How to Figure Out What You Don't Know

Summary: Testing multiple computational models of the nervous system, researchers discover that just because a model can make accurate predictions about data, this doesn’t always translate into the underlying logic of the biological system it represents.

Source: CSHL

Increasingly, biologists are turning to computational modeling to make sense of complex systems. In neuroscience, researchers are adapting the kinds of algorithms used to forecast the weather or filter spam from your email to seek insight into how the brain’s neural networks process information.

New research from Cold Spring Harbor Laboratory Assistant Professor Tatiana Engel offers crucial guidance to biologists using such models. Testing various computational models of the nervous system, she and postdoctoral researcher Mikhail Genkin have found that just because a model can make good predictions about data does not mean it reflects the underlying logic of the biological system it represents. Relying on such models without carefully evaluating their validity could lead to wrong conclusions about how the actual system works, they say.

The work, published October 26, 2020 in Nature Machine Intelligence, concerns a type of machine learning known as flexible modeling, which gives users the freedom to explore a wide range of possibilities without formulating specific hypotheses beforehand. Engel’s lab has turned to such models to investigate how signaling in the brain gives rise to decision-making.

When it comes to forecasting the weather or predicting trends in the stock market, any model that makes good predictions is valuable. But Engel says that for biologists, the goals are different:

“Because we are interested in scientific interpretation and actually discover hypotheses from the data, we not only need to fit the model to the data, but we need to analyze or understand the model which we get, right? So we want to look, as I said, we want to look into model structure and the model mechanism to make inference that this is maybe how the brain works.”

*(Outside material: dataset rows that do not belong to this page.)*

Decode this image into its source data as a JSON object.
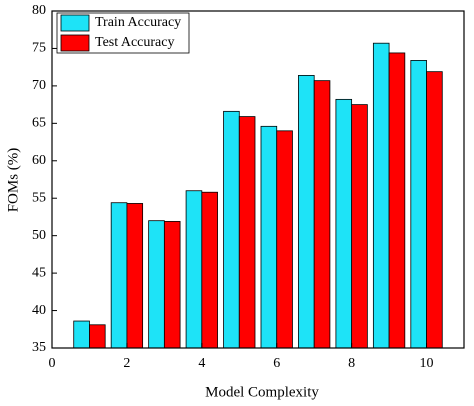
{
  "chart_data": {
    "type": "bar",
    "x_label": "Model Complexity",
    "y_label": "FOMs (%)",
    "x": [
      1,
      2,
      3,
      4,
      5,
      6,
      7,
      8,
      9,
      10
    ],
    "series": [
      {
        "name": "Train Accuracy",
        "color": "#1ee3f7",
        "values": [
          38.6,
          54.4,
          52.0,
          56.0,
          66.6,
          64.6,
          71.4,
          68.2,
          75.7,
          73.4
        ]
      },
      {
        "name": "Test Accuracy",
        "color": "#ff0000",
        "values": [
          38.1,
          54.3,
          51.9,
          55.8,
          65.9,
          64.0,
          70.7,
          67.5,
          74.4,
          71.9
        ]
      }
    ],
    "xlim": [
      0,
      11
    ],
    "xticks": [
      0,
      2,
      4,
      6,
      8,
      10
    ],
    "ylim": [
      35,
      80
    ],
    "yticks": [
      35,
      40,
      45,
      50,
      55,
      60,
      65,
      70,
      75,
      80
    ],
    "legend": "upper-left"
  }
}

This shows colored wavy patterns — These colored maps each have different shapes. Each shape represents a different hypothetical way to answer a complicated question that lacks a simple yes or no answer. Using machine learning, researchers can test a hypothesis many times to find the best answers, rather than stopping at an incomplete answer that might have limited value in only a few special circumstances. Image is credited to Mikhail Genkin/Engel lab

It’s possible to make good predictions using wrong assumptions, Engel said, pointing to the ancient model of the solar system that accurately predicted the movements of celestial bodies while positing that those bodies revolved around the Earth, not the Sun. So it was important to consider how well particular models of neural networks could be trusted.

By building and comparing several models of neural signaling, Engel and Genkin found that good predictive power does not necessarily indicate that a model is a good representation of real neural networks. They found that the best models were instead those that were most consistent across multiple datasets.

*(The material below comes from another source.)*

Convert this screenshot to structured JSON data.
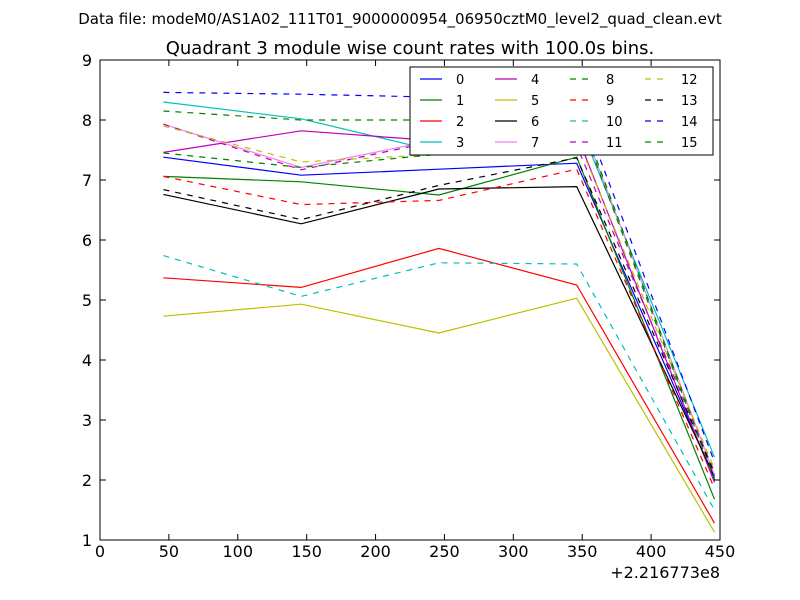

This approach won’t necessarily work for all situations, however, and biologists may need alternative methods of evaluating their models. Most importantly, Genkin said, “We shouldn’t take anything for granted. We should check every assumption we have.”

About this artificial intelligence research news

Source: CSHL
Contact: Sara Roncero-Menendez – CSHL
Image: The image is credited to Mikhail Genkin/Engel lab.

Original Research: Closed access.
“Moving beyond generalization to accurate interpretation of flexible models” by Mikhail Genkin & Tatiana A. Engel. Nature Machine Intelligence

Abstract

Moving beyond generalization to accurate interpretation of flexible models

Machine learning optimizes flexible models to predict data. In scientific applications, there is a rising interest in interpreting these flexible models to derive hypotheses from data. However, it is unknown whether good data prediction guarantees the accurate interpretation of flexible models. Here, we test this connection using a flexible, yet intrinsically interpretable framework for modelling neural dynamics. We find that many models discovered during optimization predict data equally well, yet they fail to match the correct hypothesis. We develop an alternative approach that identifies models with correct interpretation by comparing model features across data samples to separate true features from noise. We illustrate our findings using recordings of spiking activity from the visual cortex of monkeys performing a fixation task. Our results reveal that good predictions cannot substitute for accurate interpretation of flexible models and offer a principled approach to identify models with correct interpretation.